Washington, D.C., like many cities, has affordable housing programs aimed at promoting home-ownership among its lower-income citizens. And like many cities, Washington is experiencing rising home prices. This has left it with a bit of a conundrum, writes Aaron Wiener at Washington CityPaper: Should participants in the affordable housing programs be allowed to reap a windfall from their city-funded adventure in home-ownership?
Of all the city's affordable housing programs, this has to be among the worst returns on investment: The city, through its Housing Production Trust Fund, subsidizes the construction or renovation of an affordable home. A low-income resident buys it at a steep discount. After 15 years, the resident can sell the property and pocket not only the initial purchase price and any appreciation, but also the value of the city's subsidy. The seller walks away with a windfall profit, the home is no longer affordable, and the Trust Fund investment is gone.
The affordable housing nonprofit Manna finds this problematic. So over the past three years, the organization, together with several partners, has worked on a solution that culminated in a proposal Manna shopped to several members of the D.C. Council: first Ward 4 Councilmember Muriel Bowser, then Ward 5 Councilmember Kenyan McDuffie, who expressed interested in introducing the legislation, and finally At-Large Councilmember Anita Bonds, who jumped on the proposal with the most gusto and quickly introduced it as a bill earlier this week.

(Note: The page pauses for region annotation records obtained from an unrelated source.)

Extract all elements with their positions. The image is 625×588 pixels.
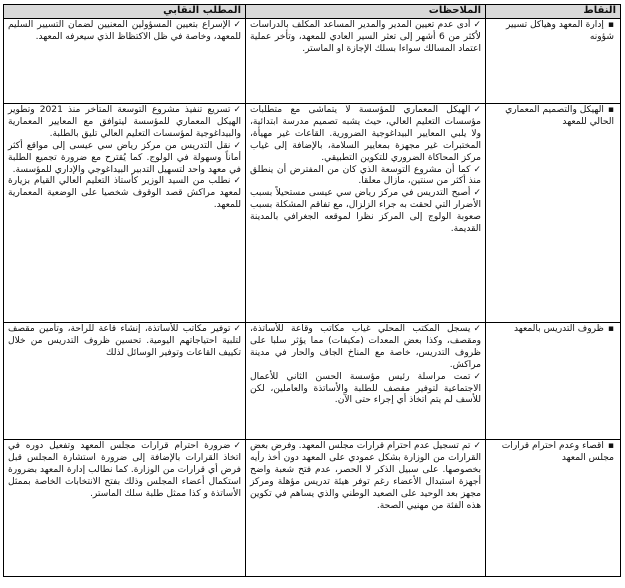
check-icon: ✓ bbox=[473, 164, 481, 175]
check-icon: ✓ bbox=[233, 105, 241, 115]
check-icon: ✓ bbox=[473, 20, 481, 30]
check-icon: ✓ bbox=[473, 441, 481, 451]
demand-text: نقل التدريس من مركز رياض سي عيسى إلى مواقع أكثر أماناً وسهولة في الولوج. كما يُقترح مع ضرورة تجميع الطلبة في معهد واحد لتسهيل التدبير البيداغوجي والإداري للمؤسسة. bbox=[8, 140, 241, 175]
check-icon: ✓ bbox=[233, 176, 241, 187]
check-icon: ✓ bbox=[473, 324, 481, 334]
table-row bbox=[4, 19, 621, 104]
demand-cell bbox=[4, 440, 246, 577]
header-points: النقاط bbox=[486, 5, 621, 19]
point-cell bbox=[486, 323, 621, 440]
note-text: أدى عدم تعيين المدير والمدير المساعد المكلف بالدراسات لأكثر من 6 أشهر إلى تعثر السير العادي للمعهد، وتأخر عملية اعتماد المسالك سواءا بسلك الإجازة او الماستر. bbox=[250, 20, 481, 54]
note-text: كما أن مشروع التوسعة الذي كان من المفترض أن ينطلق منذ أكثر من سنتين، مازال معلقا. bbox=[250, 164, 481, 187]
check-icon: ✓ bbox=[233, 441, 241, 451]
table-row bbox=[4, 440, 621, 577]
table-header-row bbox=[4, 5, 621, 19]
check-icon: ✓ bbox=[233, 20, 241, 30]
point-text: الهيكل والتصميم المعماري الحالي للمعهد bbox=[505, 105, 614, 127]
bullet-icon: ▪ bbox=[607, 105, 614, 115]
check-icon: ✓ bbox=[473, 371, 481, 382]
demand-cell bbox=[4, 323, 246, 440]
demand-text: توفير مكاتب للأساتذة، إنشاء قاعة للراحة، وتأمين مقصف لتلبية احتياجاتهم اليومية. تحسين ظروف التدريس من خلال تكييف القاعات وتوفير الوسائل لذلك bbox=[8, 324, 241, 358]
demand-text: الإسراع بتعيين المسؤولين المعنيين لضمان التسيير السليم للمعهد، وخاصة في ظل الاكتظاظ الذي سيعرفه المعهد. bbox=[8, 20, 241, 42]
point-text: اقصاء وعدم احترام قرارات مجلس المعهد bbox=[501, 441, 614, 463]
table-row bbox=[4, 104, 621, 323]
bullet-icon: ▪ bbox=[607, 20, 614, 30]
point-text: إدارة المعهد وهياكل تسيير شؤونه bbox=[505, 20, 614, 42]
notes-cell bbox=[246, 104, 486, 323]
check-icon: ✓ bbox=[233, 140, 241, 151]
note-text: تمت مراسلة رئيس مؤسسة الحسن الثاني للأعمال الاجتماعية لتوفير مقصف للطلبة والأساتذة والعاملين، لكن للأسف لم يتم اتخاذ أي إجراء حتى الآن. bbox=[250, 371, 481, 406]
notes-cell bbox=[246, 323, 486, 440]
bullet-icon: ▪ bbox=[607, 441, 614, 451]
notes-cell bbox=[246, 440, 486, 577]
note-text: يسجل المكتب المحلي غياب مكاتب وقاعة للأساتذة، ومقصف، وكذا بعض المعدات (مكيفات) مما يؤثر سلبا على ظروف التدريس، خاصة مع المناخ الجاف والحار في مدينة مراكش. bbox=[250, 324, 481, 370]
note-text: أصبح التدريس في مركز رياض سي عيسى مستحيلاً بسبب الأضرار التي لحقت به جراء الزلزال، مع تفاقم المشكلة بسبب صعوبة الولوج إلى المركز نظرا لموقعه الجغرافي بالمدينة القديمة. bbox=[250, 188, 481, 235]
bullet-icon: ▪ bbox=[607, 324, 614, 334]
demands-table-sheet bbox=[3, 4, 620, 577]
check-icon: ✓ bbox=[473, 188, 481, 199]
header-notes: الملاحظات bbox=[246, 5, 486, 19]
check-icon: ✓ bbox=[233, 324, 241, 334]
demand-cell bbox=[4, 104, 246, 323]
note-text: الهيكل المعماري للمؤسسة لا يتماشى مع متطلبات مؤسسات التعليم العالي، حيث يشبه تصميم مدرسة ابتدائية، ولا يلبي المعايير البيداغوجية الضرورية. القاعات غير مهيأة، المختبرات غير مجهزة بمعايير السلامة، بالإضافة إلى غياب مركز المحاكاة الضروري للتكوين التطبيقي. bbox=[250, 105, 481, 163]
point-cell bbox=[486, 19, 621, 104]
header-demand: المطلب النقابي bbox=[4, 5, 246, 19]
notes-cell bbox=[246, 19, 486, 104]
point-cell bbox=[486, 104, 621, 323]
demand-text: نطلب من السيد الوزير كأستاذ التعليم العالي القيام بزيارة لمعهد مراكش قصد الوقوف شخصيا على الوضعية المعمارية للمعهد. bbox=[8, 176, 241, 211]
demand-cell bbox=[4, 19, 246, 104]
check-icon: ✓ bbox=[473, 105, 481, 115]
point-text: ظروف التدريس بالمعهد bbox=[514, 324, 604, 334]
table-row bbox=[4, 323, 621, 440]
demand-text: ضرورة احترام قرارات مجلس المعهد وتفعيل دوره في اتخاذ القرارات بالإضافة إلى ضرورة استشارة المجلس قبل فرض أي قرارات من الوزارة. كما نطالب إدارة المعهد بضرورة استكمال أعضاء المجلس وذلك بفتح الانتخابات الخاصة بممثل الأساتذة و كذا ممثل طلبة سلك الماستر. bbox=[8, 441, 241, 499]
note-text: تم تسجيل عدم احترام قرارات مجلس المعهد. وفرض بعض القرارات من الوزارة بشكل عمودي على المعهد دون أخذ رأيه بخصوصها. على سبيل الذكر لا الحصر، عدم فتح شعبة واضح أجهزة استبدال الأعضاء رغم توفر هيئة تدريس مؤهلة ومركز مجهز بعد الوحيد على الصعيد الوطني والذي يساهم في تكوين هذه الفئة من مهنيي الصحة. bbox=[250, 441, 481, 511]
demand-text: تسريع تنفيذ مشروع التوسعة المتأخر منذ 2021 وتطوير الهيكل المعماري للمؤسسة ليتوافق مع المعايير المعمارية والبيداغوجية لمؤسسات التعليم العالي تليق بالطلبة. bbox=[8, 105, 241, 139]
point-cell bbox=[486, 440, 621, 577]
demands-table bbox=[3, 4, 621, 577]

The bill under proposal is modest: It claws back the initial subsidy out of the sale proceeds. But others say that this doesn't go far enough, and that the program should restrict resale at market rate for much longer -- perhaps for good. The debate exposes a tension at the heart of these programs: Are they for the citizens of Washington, or are they for the city?

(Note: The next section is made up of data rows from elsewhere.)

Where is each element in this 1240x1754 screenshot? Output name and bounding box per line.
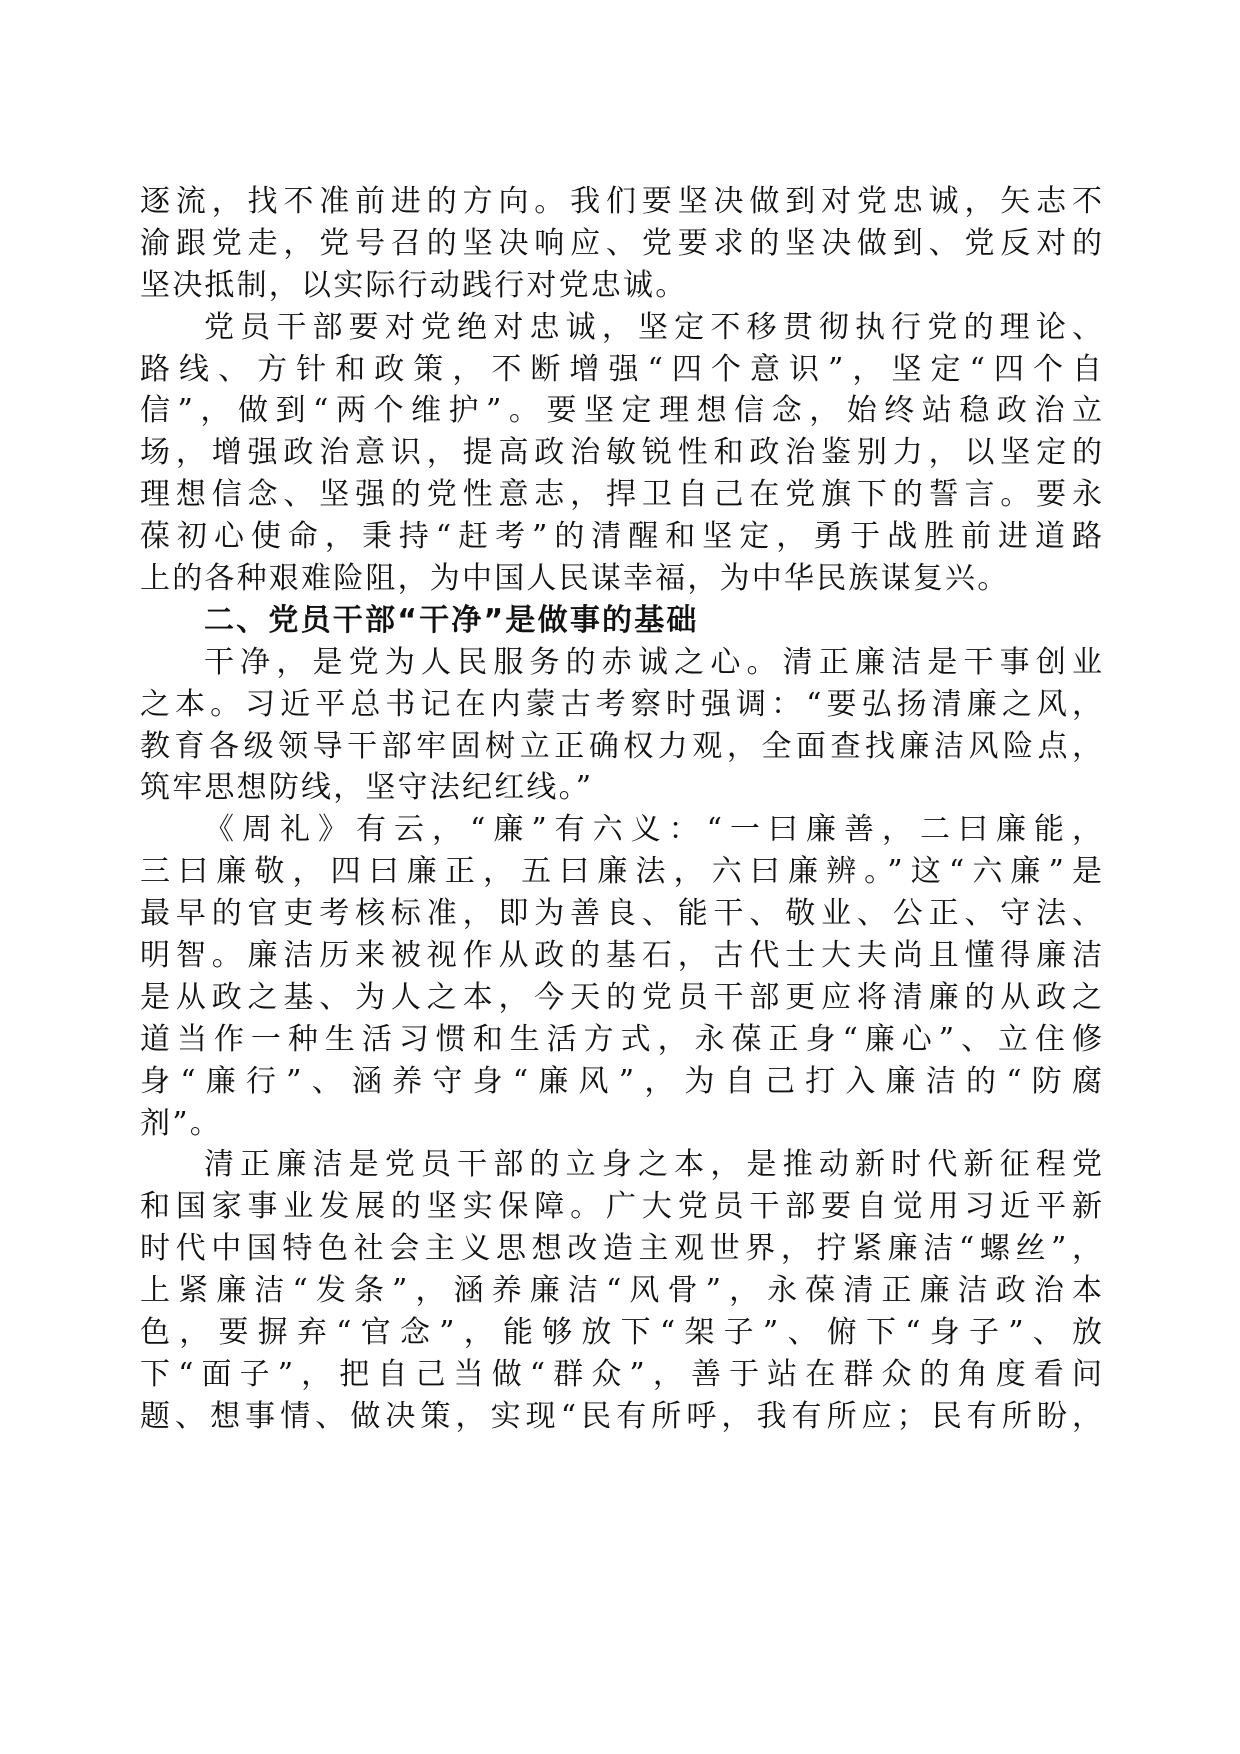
text-line: 场，增强政治意识，提高政治敏锐性和政治鉴别力，以坚定的 bbox=[140, 435, 1102, 471]
text-line: 和国家事业发展的坚实保障。广大党员干部要自觉用习近平新 bbox=[140, 1189, 1102, 1225]
text-line: 渝跟党走，党号召的坚决响应、党要求的坚决做到、党反对的 bbox=[140, 225, 1102, 261]
text-line: 逐流，找不准前进的方向。我们要坚决做到对党忠诚，矢志不 bbox=[140, 184, 1102, 219]
text-line: 剂”。 bbox=[140, 1105, 222, 1141]
text-line: 色，要摒弃“官念”，能够放下“架子”、俯下“身子”、放 bbox=[140, 1315, 1102, 1351]
text-line: 党员干部要对党绝对忠诚，坚定不移贯彻执行党的理论、 bbox=[204, 309, 1102, 345]
text-line: 《周礼》有云，“廉”有六义：“一曰廉善，二曰廉能， bbox=[204, 812, 1102, 848]
text-line: 下“面子”，把自己当做“群众”，善于站在群众的角度看问 bbox=[140, 1356, 1102, 1392]
text-line: 三曰廉敬，四曰廉正，五曰廉法，六曰廉辨。”这“六廉”是 bbox=[140, 854, 1102, 890]
section-heading: 二、党员干部“干净”是做事的基础 bbox=[204, 602, 699, 638]
text-line: 干净，是党为人民服务的赤诚之心。清正廉洁是干事创业 bbox=[204, 644, 1102, 680]
text-line: 清正廉洁是党员干部的立身之本，是推动新时代新征程党 bbox=[204, 1147, 1102, 1183]
text-line: 坚决抵制，以实际行动践行对党忠诚。 bbox=[140, 267, 688, 303]
text-line: 题、想事情、做决策，实现“民有所呼，我有所应；民有所盼， bbox=[140, 1398, 1102, 1434]
text-line: 是从政之基、为人之本，今天的党员干部更应将清廉的从政之 bbox=[140, 979, 1102, 1015]
text-line: 明智。廉洁历来被视作从政的基石，古代士大夫尚且懂得廉洁 bbox=[140, 938, 1102, 974]
text-line: 教育各级领导干部牢固树立正确权力观，全面查找廉洁风险点， bbox=[140, 728, 1102, 764]
document-page bbox=[140, 181, 1102, 1438]
text-line: 信”，做到“两个维护”。要坚定理想信念，始终站稳政治立 bbox=[140, 393, 1102, 429]
text-line: 上紧廉洁“发条”，涵养廉洁“风骨”，永葆清正廉洁政治本 bbox=[140, 1273, 1102, 1309]
text-line: 身“廉行”、涵养守身“廉风”，为自己打入廉洁的“防腐 bbox=[140, 1063, 1102, 1099]
text-line: 葆初心使命，秉持“赶考”的清醒和坚定，勇于战胜前进道路 bbox=[140, 519, 1102, 555]
text-line: 上的各种艰难险阻，为中国人民谋幸福，为中华民族谋复兴。 bbox=[140, 561, 1010, 597]
text-line: 之本。习近平总书记在内蒙古考察时强调：“要弘扬清廉之风， bbox=[140, 686, 1102, 722]
text-line: 最早的官吏考核标准，即为善良、能干、敬业、公正、守法、 bbox=[140, 896, 1102, 932]
text-line: 路线、方针和政策，不断增强“四个意识”，坚定“四个自 bbox=[140, 351, 1102, 387]
text-line: 理想信念、坚强的党性意志，捍卫自己在党旗下的誓言。要永 bbox=[140, 477, 1102, 513]
text-line: 道当作一种生活习惯和生活方式，永葆正身“廉心”、立住修 bbox=[140, 1021, 1102, 1057]
text-line: 筑牢思想防线，坚守法纪红线。” bbox=[140, 770, 594, 806]
text-line: 时代中国特色社会主义思想改造主观世界，拧紧廉洁“螺丝”， bbox=[140, 1231, 1102, 1267]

If the purpose of the program is to help individual citizens, then you should be pleased that they are reaping the benefits of appreciating equity prices. You've taken a struggling family and helped them get their hands on a financial asset that can help fund college educations, retirements, small business investments.
But if the purpose of the program is to keep the city a place where lower-income families still live, then it's a problem when one of those families sells their subsidized home to a gentrifier. We may be glad that the net result is one less poor family in the world, but it's also one less low-income household in D.C. The character of the city changes.

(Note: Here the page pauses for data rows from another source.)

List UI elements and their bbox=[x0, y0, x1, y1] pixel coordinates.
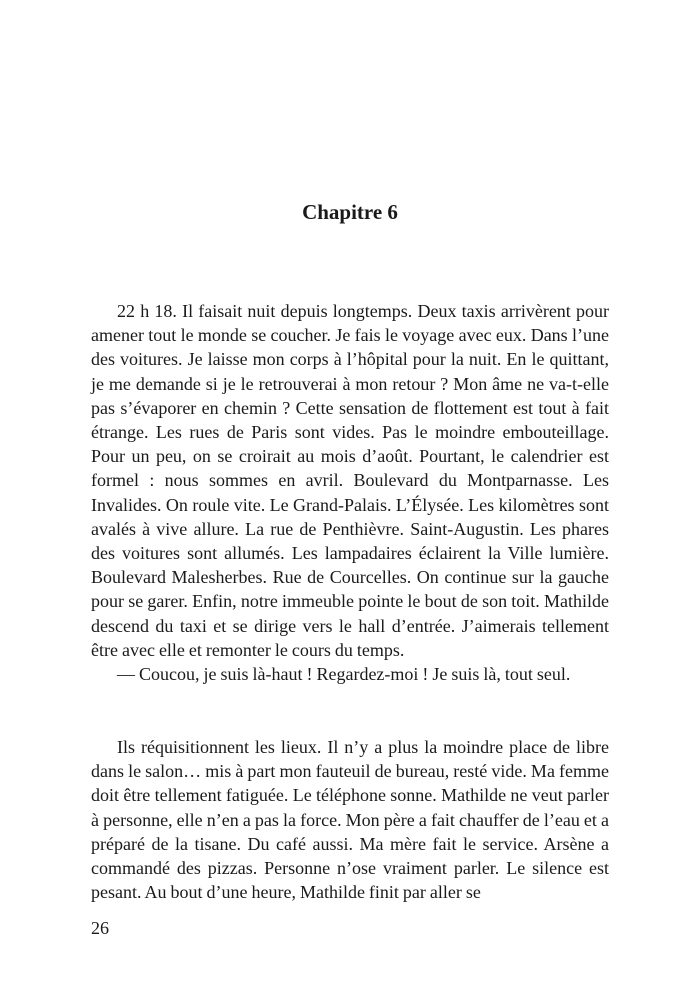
text-section-2 bbox=[91, 735, 609, 904]
paragraph-2: Ils réquisitionnent les lieux. Il n’y a plus la moindre place de libre dans le salon… mis à part mon fauteuil de bureau, resté vide. Ma femme doit être tellement fatiguée. Le téléphone sonne. Mathilde ne veut parler à personne, elle n’en a pas la force. Mon père a fait chauffer de l’eau et a préparé de la tisane. Du café aussi. Ma mère fait le service. Arsène a commandé des pizzas. Personne n’ose vraiment parler. Le silence est pesant. Au bout d’une heure, Mathilde finit par aller se bbox=[91, 737, 609, 903]
page-number: 26 bbox=[91, 918, 109, 938]
dialogue-line: — Coucou, je suis là-haut ! Regardez-moi ! Je suis là, tout seul. bbox=[117, 664, 571, 685]
paragraph-1: 22 h 18. Il faisait nuit depuis longtemps. Deux taxis arrivèrent pour amener tout le monde se coucher. Je fais le voyage avec eux. Dans l’une des voitures. Je laisse mon corps à l’hôpital pour la nuit. En le quittant, je me demande si je le retrouverai à mon retour ? Mon âme ne va-t-elle pas s’évaporer en chemin ? Cette sensation de flottement est tout à fait étrange. Les rues de Paris sont vides. Pas le moindre embouteillage. Pour un peu, on se croirait au mois d’août. Pourtant, le calendrier est formel : nous sommes en avril. Boulevard du Montparnasse. Les Invalides. On roule vite. Le Grand-Palais. L’Élysée. Les kilomètres sont avalés à vive allure. La rue de Penthièvre. Saint-Augustin. Les phares des voitures sont allumés. Les lampadaires éclairent la Ville lumière. Boulevard Malesherbes. Rue de Courcelles. On continue sur la gauche pour se garer. Enfin, notre immeuble pointe le bout de son toit. Mathilde descend du taxi et se dirige vers le hall d’entrée. J’aimerais tellement être avec elle et remonter le cours du temps. bbox=[91, 301, 609, 660]
text-section-1 bbox=[91, 299, 609, 686]
chapter-title: Chapitre 6 bbox=[302, 200, 398, 224]
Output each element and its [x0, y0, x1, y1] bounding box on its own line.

This is obviously bad for the politicians who fund the affordable housing program (politicians rarely like to see the demographics of their districts change). But it's not unreasonable to worry about the other citizens of D.C.; there's a lot of social capital in a neighborhood, and disrupting that destroys valuable human networks on which many people depend. I don't think it's practicalto try to stop neighborhoods from changing, but I can certainly see why people want to.
But if that's how you see your affordable housing program, then you should probably just focus on rentals. An affordable housing program where you can't sell for market rate gives people all the downsides of homeownership -- the lack of mobility, the possibility that your home will lose value and the need to make your own repairs -- while sharply limiting the upside. Why not just use the program for long-term rentals and help low-income folks establish 401(k)s instead?